In Gran Bretagna invece molte lettere furono pubblicate su diversi giornali locali, che censurarono solo i riferimenti a località e nomi; se non pubblicate furono comunque conservate in archivio e poi esplorate a partire dagli anni Novanta da una cinquantina di ricercatori volontari, coordinati da Lesley Park e Alan Cleaver, che ha scritto anche la prefazione al libro.

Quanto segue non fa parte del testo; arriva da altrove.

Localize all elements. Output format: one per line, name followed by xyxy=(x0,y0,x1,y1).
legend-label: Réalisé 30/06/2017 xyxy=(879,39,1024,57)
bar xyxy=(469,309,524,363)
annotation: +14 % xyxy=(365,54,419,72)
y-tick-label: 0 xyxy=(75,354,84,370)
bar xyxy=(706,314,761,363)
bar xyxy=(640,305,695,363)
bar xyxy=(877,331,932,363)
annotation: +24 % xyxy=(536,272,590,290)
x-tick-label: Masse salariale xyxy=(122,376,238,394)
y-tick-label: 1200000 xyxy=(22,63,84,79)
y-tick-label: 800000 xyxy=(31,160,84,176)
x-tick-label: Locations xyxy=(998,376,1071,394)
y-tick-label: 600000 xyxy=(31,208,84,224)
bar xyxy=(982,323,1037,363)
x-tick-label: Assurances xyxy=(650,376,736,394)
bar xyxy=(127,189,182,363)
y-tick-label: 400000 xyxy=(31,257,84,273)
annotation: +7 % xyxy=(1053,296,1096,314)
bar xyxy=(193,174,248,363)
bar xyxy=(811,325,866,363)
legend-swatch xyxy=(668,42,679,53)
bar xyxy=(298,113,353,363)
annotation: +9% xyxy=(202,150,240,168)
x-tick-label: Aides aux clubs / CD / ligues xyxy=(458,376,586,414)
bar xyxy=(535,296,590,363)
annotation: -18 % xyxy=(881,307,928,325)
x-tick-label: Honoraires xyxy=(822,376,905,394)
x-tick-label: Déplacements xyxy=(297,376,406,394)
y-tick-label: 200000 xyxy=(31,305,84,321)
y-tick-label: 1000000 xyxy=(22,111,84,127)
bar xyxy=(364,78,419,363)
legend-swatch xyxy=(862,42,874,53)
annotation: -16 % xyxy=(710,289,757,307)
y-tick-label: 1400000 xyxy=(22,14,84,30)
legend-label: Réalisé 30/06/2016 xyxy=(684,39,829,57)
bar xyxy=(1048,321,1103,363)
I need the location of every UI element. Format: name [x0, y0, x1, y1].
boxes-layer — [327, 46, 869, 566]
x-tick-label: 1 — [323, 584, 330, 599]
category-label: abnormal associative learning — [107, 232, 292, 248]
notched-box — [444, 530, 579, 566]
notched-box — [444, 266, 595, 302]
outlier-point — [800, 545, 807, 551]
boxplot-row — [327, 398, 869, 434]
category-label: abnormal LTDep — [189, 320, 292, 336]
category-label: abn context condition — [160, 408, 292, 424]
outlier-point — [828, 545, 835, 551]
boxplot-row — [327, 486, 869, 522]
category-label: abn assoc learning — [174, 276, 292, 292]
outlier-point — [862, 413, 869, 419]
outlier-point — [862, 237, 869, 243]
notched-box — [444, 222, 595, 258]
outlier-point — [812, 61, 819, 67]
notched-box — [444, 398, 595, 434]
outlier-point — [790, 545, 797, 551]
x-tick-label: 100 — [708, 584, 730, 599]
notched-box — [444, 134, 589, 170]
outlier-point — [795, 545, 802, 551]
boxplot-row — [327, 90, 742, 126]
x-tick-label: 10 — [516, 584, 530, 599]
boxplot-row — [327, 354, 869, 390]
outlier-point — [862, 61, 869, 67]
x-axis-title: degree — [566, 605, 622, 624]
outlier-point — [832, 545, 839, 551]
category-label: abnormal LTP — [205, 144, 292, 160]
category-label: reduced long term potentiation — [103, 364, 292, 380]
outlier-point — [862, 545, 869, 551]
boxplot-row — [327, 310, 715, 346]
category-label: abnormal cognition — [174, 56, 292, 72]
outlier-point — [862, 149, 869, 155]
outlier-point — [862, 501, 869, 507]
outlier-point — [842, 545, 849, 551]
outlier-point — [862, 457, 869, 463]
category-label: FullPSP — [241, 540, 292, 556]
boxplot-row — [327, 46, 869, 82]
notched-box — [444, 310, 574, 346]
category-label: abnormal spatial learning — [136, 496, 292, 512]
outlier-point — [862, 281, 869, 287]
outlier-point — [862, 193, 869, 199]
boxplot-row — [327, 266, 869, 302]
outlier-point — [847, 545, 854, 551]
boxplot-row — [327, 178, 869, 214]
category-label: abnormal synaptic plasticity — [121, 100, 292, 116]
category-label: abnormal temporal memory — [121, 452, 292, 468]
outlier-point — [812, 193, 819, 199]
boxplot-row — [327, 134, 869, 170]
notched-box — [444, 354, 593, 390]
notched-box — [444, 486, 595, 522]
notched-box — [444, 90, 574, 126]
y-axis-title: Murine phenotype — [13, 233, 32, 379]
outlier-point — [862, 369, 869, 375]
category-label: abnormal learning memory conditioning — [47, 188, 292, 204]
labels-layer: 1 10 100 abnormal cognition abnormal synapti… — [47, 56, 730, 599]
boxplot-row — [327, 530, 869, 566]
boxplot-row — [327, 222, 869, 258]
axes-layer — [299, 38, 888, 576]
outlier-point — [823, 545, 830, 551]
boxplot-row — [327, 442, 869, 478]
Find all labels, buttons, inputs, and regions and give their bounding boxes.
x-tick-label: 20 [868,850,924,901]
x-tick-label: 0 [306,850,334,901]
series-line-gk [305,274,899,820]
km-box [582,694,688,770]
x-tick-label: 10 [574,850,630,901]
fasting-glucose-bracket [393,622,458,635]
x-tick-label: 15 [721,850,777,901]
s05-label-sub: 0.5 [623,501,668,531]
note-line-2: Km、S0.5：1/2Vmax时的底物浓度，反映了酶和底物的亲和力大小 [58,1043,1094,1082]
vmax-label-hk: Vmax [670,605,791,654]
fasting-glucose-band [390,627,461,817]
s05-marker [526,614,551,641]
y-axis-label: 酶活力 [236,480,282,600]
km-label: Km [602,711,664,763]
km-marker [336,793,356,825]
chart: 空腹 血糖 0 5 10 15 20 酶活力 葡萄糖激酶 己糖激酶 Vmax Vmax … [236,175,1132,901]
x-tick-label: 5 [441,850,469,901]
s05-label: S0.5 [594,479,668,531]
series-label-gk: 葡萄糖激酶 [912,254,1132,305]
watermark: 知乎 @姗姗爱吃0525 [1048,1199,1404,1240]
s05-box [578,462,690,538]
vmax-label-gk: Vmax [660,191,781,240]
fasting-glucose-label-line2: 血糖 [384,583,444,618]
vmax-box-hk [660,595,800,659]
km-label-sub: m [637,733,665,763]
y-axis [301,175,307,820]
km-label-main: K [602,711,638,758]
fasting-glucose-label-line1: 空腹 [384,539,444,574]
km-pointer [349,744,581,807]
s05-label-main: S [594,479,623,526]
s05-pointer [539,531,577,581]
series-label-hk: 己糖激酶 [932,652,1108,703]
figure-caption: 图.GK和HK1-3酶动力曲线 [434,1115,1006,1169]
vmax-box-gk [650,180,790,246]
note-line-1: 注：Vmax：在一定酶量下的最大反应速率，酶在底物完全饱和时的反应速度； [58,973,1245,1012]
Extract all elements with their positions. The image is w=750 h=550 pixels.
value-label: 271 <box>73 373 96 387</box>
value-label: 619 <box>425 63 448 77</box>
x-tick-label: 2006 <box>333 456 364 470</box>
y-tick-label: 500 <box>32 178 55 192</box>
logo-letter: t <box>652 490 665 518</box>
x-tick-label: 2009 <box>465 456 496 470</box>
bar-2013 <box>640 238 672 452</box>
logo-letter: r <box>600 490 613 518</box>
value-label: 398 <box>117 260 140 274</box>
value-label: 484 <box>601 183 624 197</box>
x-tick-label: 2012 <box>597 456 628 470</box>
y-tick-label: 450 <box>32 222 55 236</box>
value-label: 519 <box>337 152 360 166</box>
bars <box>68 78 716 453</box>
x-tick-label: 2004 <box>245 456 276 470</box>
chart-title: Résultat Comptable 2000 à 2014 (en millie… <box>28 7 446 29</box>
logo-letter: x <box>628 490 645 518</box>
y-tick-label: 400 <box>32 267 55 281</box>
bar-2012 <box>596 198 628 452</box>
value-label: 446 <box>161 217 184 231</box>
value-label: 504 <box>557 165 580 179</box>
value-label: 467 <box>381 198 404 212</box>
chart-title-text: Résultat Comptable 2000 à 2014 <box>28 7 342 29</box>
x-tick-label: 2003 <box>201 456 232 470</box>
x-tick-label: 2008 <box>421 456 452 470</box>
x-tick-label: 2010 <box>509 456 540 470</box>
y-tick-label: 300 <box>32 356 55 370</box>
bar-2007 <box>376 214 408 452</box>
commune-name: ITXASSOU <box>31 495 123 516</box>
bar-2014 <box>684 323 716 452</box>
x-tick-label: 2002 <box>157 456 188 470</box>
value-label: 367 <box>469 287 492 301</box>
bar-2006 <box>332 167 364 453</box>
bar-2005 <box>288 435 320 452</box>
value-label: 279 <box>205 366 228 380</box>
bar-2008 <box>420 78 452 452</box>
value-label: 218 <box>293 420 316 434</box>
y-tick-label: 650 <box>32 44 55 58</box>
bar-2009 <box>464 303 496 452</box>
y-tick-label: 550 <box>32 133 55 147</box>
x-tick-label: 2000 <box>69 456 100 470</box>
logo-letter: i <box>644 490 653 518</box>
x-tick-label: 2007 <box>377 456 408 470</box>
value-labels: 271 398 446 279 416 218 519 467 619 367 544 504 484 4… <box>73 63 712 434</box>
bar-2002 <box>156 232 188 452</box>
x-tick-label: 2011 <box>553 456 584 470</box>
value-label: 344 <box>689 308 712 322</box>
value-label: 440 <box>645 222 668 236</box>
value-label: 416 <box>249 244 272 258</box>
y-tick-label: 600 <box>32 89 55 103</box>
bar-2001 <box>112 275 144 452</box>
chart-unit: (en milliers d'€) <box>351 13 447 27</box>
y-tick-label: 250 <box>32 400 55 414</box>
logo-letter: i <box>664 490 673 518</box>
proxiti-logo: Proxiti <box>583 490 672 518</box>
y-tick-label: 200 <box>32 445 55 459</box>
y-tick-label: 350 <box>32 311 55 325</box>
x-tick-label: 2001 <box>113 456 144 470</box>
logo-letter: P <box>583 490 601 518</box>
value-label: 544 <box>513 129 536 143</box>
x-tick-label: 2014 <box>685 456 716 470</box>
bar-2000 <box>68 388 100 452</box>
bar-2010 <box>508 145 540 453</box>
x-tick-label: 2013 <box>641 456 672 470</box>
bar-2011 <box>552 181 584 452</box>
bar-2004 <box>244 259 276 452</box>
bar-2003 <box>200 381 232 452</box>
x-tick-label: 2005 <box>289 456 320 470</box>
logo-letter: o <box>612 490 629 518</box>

L’unico inconveniente del libro è che sia Cleaver che Antonio Besana, che ha scritto un’ampia introduzione all’edizione italiana, pur essendo entrambi animati da una generosa ostilità alla guerra e da una profonda simpatia per i soldati che parteciparono a quelle vicende, si sono persi un po’ nella ricostruzione di alcune vicende particolari come la leggendaria partita a pallone, o della biografia di alcuni militari, ma non hanno nemmeno tentato di indagare il significato politico profondo della vicenda. Le lettere confermano che praticamente tutti i partecipanti  alle tregue erano commossi e stupiti (anche perché quasi sempre l’iniziativa era partita dalle trincee tedesche), ma erano privi di qualsiasi legame con altre iniziative analoghe che si svolgevano a pochi chilometri di distanza.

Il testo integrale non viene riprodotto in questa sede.